Arvind Fashions on Tuesday posted Q2 profit for the financial year 2023-24 at Rs 37.03 crore, up 31.9 per cent in comparison to Rs 28.08 crore during the corresponding quarter of FY23. It posted revenue from operations at Rs 1266.94 crore, up 7.2 per cent as against Rs 1181.81 crore during the second quarter of FY23, despite slower consumer demand. It said that the growth was largely led by retail and MBO channels. While retail channel execution led to a LTL growth of 9 per cent, MBO channels recorded a growth of over 15 per cent.
Arvind Fashions posted steady improvement in power brands EBITDA margin to 13.2 per cent. The company recorded the highest ever quarterly EBITDA of Rs 152 crore compared to Rs 136 crore in Q2FY23. EBITDA margin, meanwhile, improved by ~50 bps despite higher advertising spends of ~100 bps YoY.
“We have delivered the highest ever quarterly financial performance across revenues, EBITDA & PAT, while consumer demand continued to remain soft during the quarter. Sharper execution in the retail channel along with premiumization offering across our marquee brands and decisive focus strategy continue to yield good results.
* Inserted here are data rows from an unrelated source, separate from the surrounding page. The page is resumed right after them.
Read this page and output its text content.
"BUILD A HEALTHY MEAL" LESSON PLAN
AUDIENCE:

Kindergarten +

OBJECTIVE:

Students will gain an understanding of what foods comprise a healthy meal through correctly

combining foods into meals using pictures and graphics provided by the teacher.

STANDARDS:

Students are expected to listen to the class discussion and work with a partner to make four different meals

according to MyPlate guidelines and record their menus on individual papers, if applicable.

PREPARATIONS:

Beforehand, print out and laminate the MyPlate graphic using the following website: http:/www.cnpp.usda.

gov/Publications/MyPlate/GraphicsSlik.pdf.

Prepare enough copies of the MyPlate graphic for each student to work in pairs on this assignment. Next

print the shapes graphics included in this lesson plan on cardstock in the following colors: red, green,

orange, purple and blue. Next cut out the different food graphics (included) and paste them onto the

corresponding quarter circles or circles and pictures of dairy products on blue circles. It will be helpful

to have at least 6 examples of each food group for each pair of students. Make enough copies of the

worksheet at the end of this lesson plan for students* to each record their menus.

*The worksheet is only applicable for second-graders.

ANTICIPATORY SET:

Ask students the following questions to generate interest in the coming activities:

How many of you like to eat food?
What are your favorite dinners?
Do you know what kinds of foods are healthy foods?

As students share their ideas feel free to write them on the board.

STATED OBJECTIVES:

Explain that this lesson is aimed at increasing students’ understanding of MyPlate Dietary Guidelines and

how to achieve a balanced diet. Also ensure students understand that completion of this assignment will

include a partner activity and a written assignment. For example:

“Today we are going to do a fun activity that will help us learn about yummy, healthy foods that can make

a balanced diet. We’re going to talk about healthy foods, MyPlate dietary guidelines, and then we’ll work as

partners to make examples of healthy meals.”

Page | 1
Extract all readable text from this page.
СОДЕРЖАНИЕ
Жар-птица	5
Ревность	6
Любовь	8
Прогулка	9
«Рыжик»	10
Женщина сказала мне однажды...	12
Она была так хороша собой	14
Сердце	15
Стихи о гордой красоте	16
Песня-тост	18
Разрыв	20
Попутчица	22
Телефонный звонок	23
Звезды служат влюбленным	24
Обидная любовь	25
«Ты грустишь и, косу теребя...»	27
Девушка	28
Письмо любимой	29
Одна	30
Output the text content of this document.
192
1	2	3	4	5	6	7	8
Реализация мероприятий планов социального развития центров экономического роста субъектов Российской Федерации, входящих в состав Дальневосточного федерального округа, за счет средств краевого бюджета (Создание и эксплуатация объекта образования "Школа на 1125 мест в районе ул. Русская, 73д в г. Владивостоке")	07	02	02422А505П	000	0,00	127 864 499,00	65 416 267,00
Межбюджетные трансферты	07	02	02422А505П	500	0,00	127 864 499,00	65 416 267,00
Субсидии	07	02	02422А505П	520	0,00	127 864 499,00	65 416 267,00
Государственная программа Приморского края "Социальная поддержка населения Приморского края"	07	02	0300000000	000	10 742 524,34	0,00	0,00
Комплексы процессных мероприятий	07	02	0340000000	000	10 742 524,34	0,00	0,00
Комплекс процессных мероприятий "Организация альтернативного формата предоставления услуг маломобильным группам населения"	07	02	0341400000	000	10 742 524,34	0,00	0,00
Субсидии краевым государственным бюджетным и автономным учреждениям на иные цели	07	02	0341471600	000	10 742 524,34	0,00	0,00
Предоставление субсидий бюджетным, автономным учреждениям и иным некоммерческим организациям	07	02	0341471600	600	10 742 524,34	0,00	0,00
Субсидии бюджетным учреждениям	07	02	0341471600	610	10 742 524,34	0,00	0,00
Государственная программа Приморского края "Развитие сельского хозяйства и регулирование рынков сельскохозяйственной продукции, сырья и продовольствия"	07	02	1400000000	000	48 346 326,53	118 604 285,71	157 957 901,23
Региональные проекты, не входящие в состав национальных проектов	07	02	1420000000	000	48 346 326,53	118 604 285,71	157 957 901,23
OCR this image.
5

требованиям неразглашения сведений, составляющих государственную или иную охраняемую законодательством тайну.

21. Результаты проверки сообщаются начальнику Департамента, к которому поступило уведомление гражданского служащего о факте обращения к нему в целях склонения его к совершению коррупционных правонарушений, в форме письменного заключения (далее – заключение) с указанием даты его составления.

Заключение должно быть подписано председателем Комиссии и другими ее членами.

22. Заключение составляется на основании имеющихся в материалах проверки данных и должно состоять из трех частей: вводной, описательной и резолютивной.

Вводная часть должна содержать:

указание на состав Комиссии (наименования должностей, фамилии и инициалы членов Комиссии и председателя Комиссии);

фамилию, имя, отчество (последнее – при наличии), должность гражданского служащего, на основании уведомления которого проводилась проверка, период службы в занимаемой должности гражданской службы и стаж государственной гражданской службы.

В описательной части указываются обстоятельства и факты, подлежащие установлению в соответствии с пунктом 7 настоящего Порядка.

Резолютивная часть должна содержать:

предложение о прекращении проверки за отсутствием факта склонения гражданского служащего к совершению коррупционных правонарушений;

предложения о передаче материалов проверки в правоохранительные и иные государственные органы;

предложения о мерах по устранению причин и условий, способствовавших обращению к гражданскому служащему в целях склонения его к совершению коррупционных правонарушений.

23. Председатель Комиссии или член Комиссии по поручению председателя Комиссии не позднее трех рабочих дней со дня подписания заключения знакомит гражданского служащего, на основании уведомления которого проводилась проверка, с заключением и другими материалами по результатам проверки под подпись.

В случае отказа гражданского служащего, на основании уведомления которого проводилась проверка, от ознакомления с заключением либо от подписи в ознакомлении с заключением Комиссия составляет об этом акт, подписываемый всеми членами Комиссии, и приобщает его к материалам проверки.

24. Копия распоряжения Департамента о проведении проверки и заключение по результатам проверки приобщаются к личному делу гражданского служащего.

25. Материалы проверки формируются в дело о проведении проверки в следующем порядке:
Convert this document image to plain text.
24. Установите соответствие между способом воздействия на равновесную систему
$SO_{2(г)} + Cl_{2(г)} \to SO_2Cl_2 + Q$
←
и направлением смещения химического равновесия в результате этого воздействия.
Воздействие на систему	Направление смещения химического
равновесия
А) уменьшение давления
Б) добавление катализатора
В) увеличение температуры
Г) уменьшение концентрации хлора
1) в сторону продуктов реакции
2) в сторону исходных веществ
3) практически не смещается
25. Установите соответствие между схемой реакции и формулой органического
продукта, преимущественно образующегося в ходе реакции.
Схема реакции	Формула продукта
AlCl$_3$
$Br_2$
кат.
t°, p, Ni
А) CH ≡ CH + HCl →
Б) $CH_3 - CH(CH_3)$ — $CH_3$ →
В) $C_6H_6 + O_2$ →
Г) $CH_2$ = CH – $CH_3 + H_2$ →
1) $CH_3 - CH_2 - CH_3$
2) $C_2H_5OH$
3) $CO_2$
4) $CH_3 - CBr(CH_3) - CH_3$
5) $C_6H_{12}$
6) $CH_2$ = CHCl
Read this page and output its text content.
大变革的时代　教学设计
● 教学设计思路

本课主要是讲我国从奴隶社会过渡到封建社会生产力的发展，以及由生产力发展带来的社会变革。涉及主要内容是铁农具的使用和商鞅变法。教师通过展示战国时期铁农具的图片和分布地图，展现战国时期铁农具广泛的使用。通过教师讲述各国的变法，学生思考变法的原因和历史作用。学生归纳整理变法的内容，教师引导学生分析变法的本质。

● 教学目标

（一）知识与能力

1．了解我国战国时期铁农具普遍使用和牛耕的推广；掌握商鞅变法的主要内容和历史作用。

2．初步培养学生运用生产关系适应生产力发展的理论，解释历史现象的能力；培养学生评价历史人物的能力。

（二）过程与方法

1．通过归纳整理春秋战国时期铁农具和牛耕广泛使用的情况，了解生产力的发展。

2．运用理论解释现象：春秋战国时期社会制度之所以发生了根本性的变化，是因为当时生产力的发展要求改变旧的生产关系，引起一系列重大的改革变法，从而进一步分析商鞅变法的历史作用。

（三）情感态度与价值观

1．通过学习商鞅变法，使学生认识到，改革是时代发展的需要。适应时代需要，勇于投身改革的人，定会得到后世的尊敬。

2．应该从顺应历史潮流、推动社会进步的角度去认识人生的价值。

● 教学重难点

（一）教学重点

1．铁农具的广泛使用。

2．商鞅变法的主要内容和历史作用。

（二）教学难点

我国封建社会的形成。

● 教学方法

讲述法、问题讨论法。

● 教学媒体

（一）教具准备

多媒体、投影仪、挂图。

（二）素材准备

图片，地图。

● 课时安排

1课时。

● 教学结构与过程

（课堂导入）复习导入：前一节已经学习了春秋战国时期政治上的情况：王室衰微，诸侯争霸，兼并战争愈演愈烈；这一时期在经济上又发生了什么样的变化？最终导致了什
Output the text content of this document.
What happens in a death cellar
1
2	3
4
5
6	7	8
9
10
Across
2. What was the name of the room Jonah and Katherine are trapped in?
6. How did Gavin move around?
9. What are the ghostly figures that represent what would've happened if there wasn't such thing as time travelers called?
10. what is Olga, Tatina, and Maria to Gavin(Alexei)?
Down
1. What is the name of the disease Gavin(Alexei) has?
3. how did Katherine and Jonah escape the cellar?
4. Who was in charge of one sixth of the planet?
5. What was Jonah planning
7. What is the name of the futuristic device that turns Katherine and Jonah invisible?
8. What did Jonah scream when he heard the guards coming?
We remain committed to profitably growing the business thereby improving the return ratios, aiding shareholder value creation,” said Shailesh Chaturvedi, MD & CEO, Arvind Fashions.
Arvind Fashions recorded a gross addition of 46 EBOs during Q2. While the sales from power brands including US Polo Assn, Tommy Hilfiger, Flying Machine and Arrow was recorded at Rs 1047 crore during Q2, sales from emerging brands (Calvin Klein, Sephora, Ed Hardy, Aeropostale and Others) was at Rs 220 crore.
Going forward, Arvind Fashions said, the company will work towards driving higher market share through increased investments in advertising and product innovation. It plans to focus on high quality season launch, drive customer experience with better sell-thru’s and lower discounting and even pilot new retail format(s) for existing brands while executing multi-category play. The company is planning to open ~200 stores largely through franchise owned franchise operated model.